На следующий день Лель цветы на балконе нашел и говорит:
- Кать, давай, - говорит, - выброшу с балкона хлам, не возражаешь?
- Конечно, - Кисонька - ему, - и еще вот это.
И подает Лелю коробку, а там цветочки сушеные с платьями перемешаны.
- А что, не нужно? - спрашивает Лель.
- Нет, - говорит Кисонька, - выбрасывай. И это тоже.
И снимает с себя платье в лапку гусиную. Да так легко получилось. Лель аж коробку уронил.
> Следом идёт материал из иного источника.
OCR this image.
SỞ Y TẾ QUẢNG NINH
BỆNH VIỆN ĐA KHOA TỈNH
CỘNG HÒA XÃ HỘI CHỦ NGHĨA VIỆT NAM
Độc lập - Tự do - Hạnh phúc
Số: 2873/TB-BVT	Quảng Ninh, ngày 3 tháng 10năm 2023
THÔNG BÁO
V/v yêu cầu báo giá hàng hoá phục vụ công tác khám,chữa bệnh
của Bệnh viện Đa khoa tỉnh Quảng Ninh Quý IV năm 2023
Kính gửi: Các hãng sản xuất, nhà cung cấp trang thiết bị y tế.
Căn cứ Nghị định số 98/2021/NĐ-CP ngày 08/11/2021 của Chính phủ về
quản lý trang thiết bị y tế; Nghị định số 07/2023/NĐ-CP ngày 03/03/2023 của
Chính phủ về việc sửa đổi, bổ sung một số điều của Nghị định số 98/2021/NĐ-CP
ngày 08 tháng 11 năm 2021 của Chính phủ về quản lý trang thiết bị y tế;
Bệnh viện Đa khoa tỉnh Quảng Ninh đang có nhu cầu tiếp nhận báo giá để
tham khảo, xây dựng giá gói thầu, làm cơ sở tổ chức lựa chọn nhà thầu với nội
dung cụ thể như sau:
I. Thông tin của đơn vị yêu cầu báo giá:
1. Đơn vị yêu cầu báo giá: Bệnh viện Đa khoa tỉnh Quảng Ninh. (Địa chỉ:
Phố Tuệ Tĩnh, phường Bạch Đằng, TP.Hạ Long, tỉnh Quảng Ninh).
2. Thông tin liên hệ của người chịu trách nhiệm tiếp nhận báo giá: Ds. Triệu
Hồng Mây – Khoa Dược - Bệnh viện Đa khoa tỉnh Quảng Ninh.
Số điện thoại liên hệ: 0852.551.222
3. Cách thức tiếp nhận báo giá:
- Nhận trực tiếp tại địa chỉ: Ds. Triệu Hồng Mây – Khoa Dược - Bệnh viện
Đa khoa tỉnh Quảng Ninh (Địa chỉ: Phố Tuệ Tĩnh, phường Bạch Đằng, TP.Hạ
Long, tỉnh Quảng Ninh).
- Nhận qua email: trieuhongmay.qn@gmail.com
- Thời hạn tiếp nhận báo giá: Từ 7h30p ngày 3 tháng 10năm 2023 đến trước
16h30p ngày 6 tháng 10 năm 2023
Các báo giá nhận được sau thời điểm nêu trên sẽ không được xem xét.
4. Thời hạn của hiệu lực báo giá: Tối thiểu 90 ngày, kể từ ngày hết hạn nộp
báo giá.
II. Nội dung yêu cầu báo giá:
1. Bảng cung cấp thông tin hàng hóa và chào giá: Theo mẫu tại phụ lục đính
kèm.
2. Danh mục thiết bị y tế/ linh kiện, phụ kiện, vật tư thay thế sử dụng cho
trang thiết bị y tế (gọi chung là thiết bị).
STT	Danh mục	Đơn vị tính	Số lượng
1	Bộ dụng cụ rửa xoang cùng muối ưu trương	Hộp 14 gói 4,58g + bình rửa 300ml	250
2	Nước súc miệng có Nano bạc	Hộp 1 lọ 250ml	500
А ночью Полбусика в кровать к ним затекло. Кисонька проснулась, смотрит: Лель спит, красивый такой, кудрявый, прямо какой-то светлый, а Полбусика рядом. Полногой качает, полглаза наглая:
- Ну, и что, - говорит, - чего ты получила-то, дура бестолковая? Я тебе про Париж, про бражку лунную, про кашку млечную, а ты чего?
И Лель вдруг проснулся:
- Иди ко мне, Катюша, - говорит.
И повернулся, да так неловко, что Полбусика так и подмял под себя ненароком.
С тех пор ни Бусик, ни Полбусика больше не появлялись. И правильно. Нечего ему в Кисонькиной постели делать-то. Нет, вру, однажды Лель цветочек засушенный нашел на двести тридцать седьмой странице.
- Кать, - говорит, - смотри, что я нашел! Прелесть какая! Почему не носишь колечко?
- Да это не мое, - говорит Кисонька, - это Наташка забыла еще в прошлом году. Отдать надо.
И отдала мне кольцо-то. С тех пор ношу, не снимаю. Все Бусика жду. Уж я-то не упущу, сами понимаете. А Кисонька за Леля вышла. Счастливая. Вот такая история. Только никому не рассказывайте про Бусика-то, а то подумают еще, что Катька наша умом тронулась.